É uma continuação da poesia sonhadora e sentimental da Primeira, mas nela encontramos um poema que foi considerado por Antonio Candido "um dos mais fascinantes e bem compostos de Álvares de Azevedo", o poema "Meu Sonho":


EU

Cavaleiro das armas escuras,
Onde vais pelas trevas impuras
Com a espada sangüenta na mão?
Por que brilham teus olhos ardentes
E gemidos nos lábios frementes
Vertem fogo do teu coração?

Cavaleiro, quem és? o remorso?
Do corcel te debruças no dorso...
E galopas do vale através...
Oh! da estrada acordando as poeiras
Não escutas gritar as caveiras
E morder-te o fantasma nos pés?

Onde vais pelas trevas impuras,
Cavaleiro das armas escuras,
Macilento qual morto na tumba?...
Tu escutas... Na longa montanha
Um tropel teu galope acompanha?
E um clamor de vingança retumba?

Cavaleiro, quem és? – que mistério,
Quem te força da morte no império
Pela noite assombrada a vagar?

O FANTASMA

Sou o sonho de tua esperança,
Tua febre que nunca descansa,
O delírio que te há de matar!...

O próprio Antonio Candido explica esse poema:


"À vista de certos traços de auto-erotismo na obra de Álvares de Azevedo, o fato da espada ser representada na mão do cavaleiro leva a pensar numa fantasia onírica de cunho masturbatório. [...] Esta leitura simbólica é confirmada por outros traços que completam o quadro, porque se ligam ao orgasmo, como 'olhos ardentes' (verso 4), 'gemidos nos lábios frementes' (verso 5), e quem sabe o fogo metafórico, talvez seminal, que arde no coração e dele transborda (verso 6)."

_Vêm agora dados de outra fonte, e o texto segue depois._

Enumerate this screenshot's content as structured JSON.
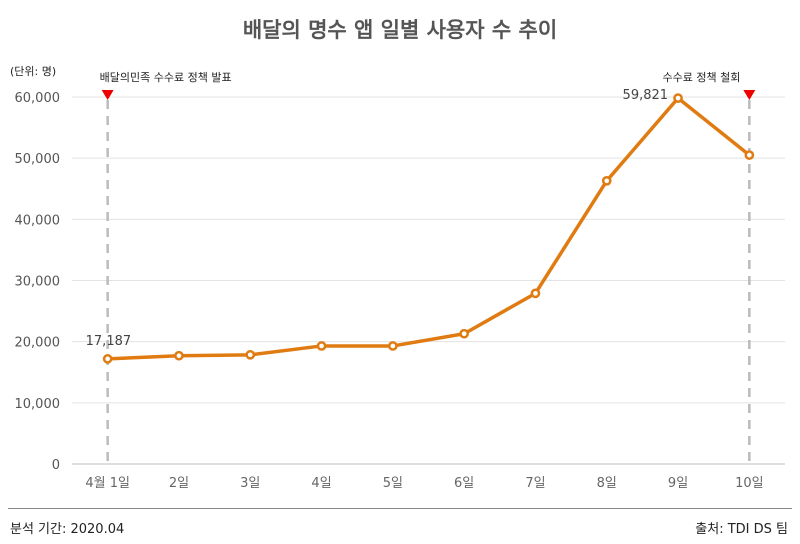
{
  "chart_data": {
    "type": "line",
    "title": "배달의 명수 앱 일별 사용자 수 추이",
    "unit_label": "(단위: 명)",
    "categories": [
      "4월 1일",
      "2일",
      "3일",
      "4일",
      "5일",
      "6일",
      "7일",
      "8일",
      "9일",
      "10일"
    ],
    "series": [
      {
        "values": [
          17187,
          17700,
          17850,
          19300,
          19300,
          21300,
          27900,
          46300,
          59821,
          50500
        ]
      }
    ],
    "y_ticks": [
      "0",
      "10,000",
      "20,000",
      "30,000",
      "40,000",
      "50,000",
      "60,000"
    ],
    "ylim": [
      0,
      60000
    ],
    "data_labels": [
      {
        "index": 0,
        "text": "17,187"
      },
      {
        "index": 8,
        "text": "59,821"
      }
    ],
    "annotations": [
      {
        "index": 0,
        "text": "배달의민족 수수료 정책 발표"
      },
      {
        "index": 9,
        "text": "수수료 정책 철회"
      }
    ],
    "grid": true,
    "line_color": "#E07B12",
    "marker_line_color": "#bbbbbb",
    "marker_color": "#ee0000"
  },
  "footer": {
    "left": "분석 기간: 2020.04",
    "right": "출처: TDI DS 팀"
  }
}
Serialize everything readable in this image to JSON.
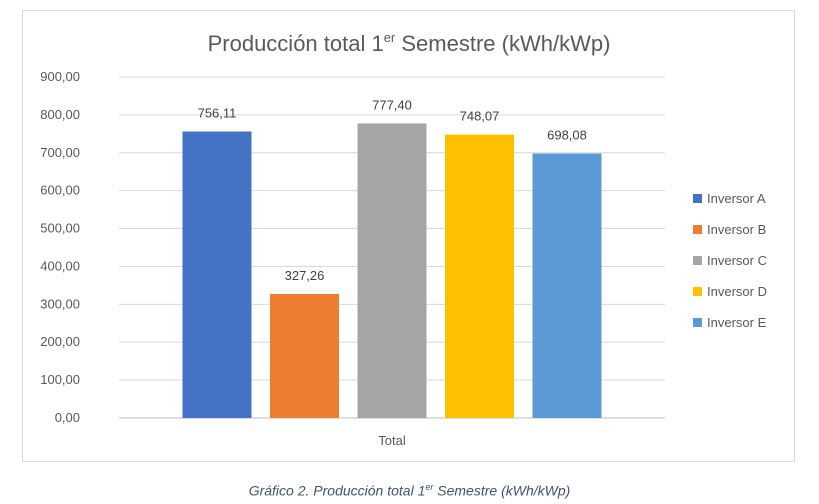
{
  "chart_data": {
    "type": "bar",
    "title": "Producción total 1",
    "title_sup": "er",
    "title_suffix": " Semestre (kWh/kWp)",
    "categories": [
      "Total"
    ],
    "series": [
      {
        "name": "Inversor A",
        "values": [
          756.11
        ],
        "label": "756,11",
        "color": "#4472c4"
      },
      {
        "name": "Inversor B",
        "values": [
          327.26
        ],
        "label": "327,26",
        "color": "#ed7d31"
      },
      {
        "name": "Inversor C",
        "values": [
          777.4
        ],
        "label": "777,40",
        "color": "#a5a5a5"
      },
      {
        "name": "Inversor D",
        "values": [
          748.07
        ],
        "label": "748,07",
        "color": "#ffc000"
      },
      {
        "name": "Inversor E",
        "values": [
          698.08
        ],
        "label": "698,08",
        "color": "#5b9bd5"
      }
    ],
    "ylim": [
      0,
      900
    ],
    "yticks": [
      0,
      100,
      200,
      300,
      400,
      500,
      600,
      700,
      800,
      900
    ],
    "ytick_labels": [
      "0,00",
      "100,00",
      "200,00",
      "300,00",
      "400,00",
      "500,00",
      "600,00",
      "700,00",
      "800,00",
      "900,00"
    ],
    "grid": true,
    "legend": "right",
    "xlabel": "",
    "ylabel": ""
  },
  "caption": {
    "prefix": "Gráfico 2. Producción total 1",
    "sup": "er",
    "suffix": " Semestre (kWh/kWp)"
  }
}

Sendo assim, os elementos macabros estariam compondo com estes, de maneira peculiar, o par romântico Amor e Morte.

Vida e obra

Um poeta entre livros e sonhos

Toda a obra de Álvares de Azevedo foi organizada e publicada após sua morte, ocorrida quando tinha apenas 21 anos. A reunião dos textos do poeta foi possível graças às suas anotações, feitas em cadernos. Seus poemas revelam uma visão pessimista da vida, influência de alguns grandes autores de sua época como o poeta francês Alfred de Musset e o inglês Lord Byron. Seu desaparecimento precoce da Literatura brasileira gerou divergências entre seus biógrafos. Uma delas, por exemplo, diz respeito ao local onde o poeta teria nascido. Outra, à causa de sua morte. Essa polêmica surgiu em função de seu comportamento quando estudante em São Paulo. Teria sido Álvares de Azevedo um libertino, um devasso ou um estudante recatado? Sabe-se que Manuel Antônio Álvares de Azevedo nasceu no dia 12 de setembro de 1831 em São Paulo, onde seu pai ainda era quintanista da Faculdade de Direito. Há indícios de que ele nasceu na biblioteca da casa do avô, embora exista uma lenda de que o parto teria sido feito na biblioteca da própria faculdade. Formado, seu pai transferiu-se para o Rio de Janeiro. Aos 4 anos, Maneco, como era chamado o poeta, deparou-se pela primeira vez com a morte. O desaparecimento do irmãozinho, Manuel Inácio, deixa marcas profundas em Álvares de Azevedo. Alguns biógrafos atribuem ao trauma da morte do irmão uma febre que acompanhou o poeta entre os 5 e os 6 anos, e que quase o matou, deixando-o ainda debilitado pelo resto da vida. O poema "O Anjinho", de Lira dos Vinte Anos, traduziria, anos mais tarde, a dor que a morte do irmão lhe provocou:


"Não chorem! lembro-me ainda
Como a criança era linda
No frio da facezinha!
Com seus lábios azulados,
Com os seus olhos vidrados
Como de morta andorinha!"


Ainda adoentado, iniciou-se nos estudos com pouco brilho. Com 9 anos, ingressou no Colégio Stoll e logo se destacou como o melhor dos alunos. Cursou o ginásio no Colégio Dom Pedro II, onde aprendeu alemão, grego e latim. Ainda nesse colégio, teve aulas de Filosofia com o poeta Gonçalves de Magalhães, introdutor do Romantismo no Brasil. Sempre com problemas de saúde, recebeu como menção honrosa, em 1847, o título de Bacharel em Letras, o equivalente ao diploma de segundo grau atualmente. Em 1848, ingressou na Academia de Ciências Jurídicas de São Paulo. A partir de sua transferência para a capital paulista até a sua morte, em férias, no Rio de Janeiro, a história mistura-se com a lenda e fica difícil distinguir o homem do mito. 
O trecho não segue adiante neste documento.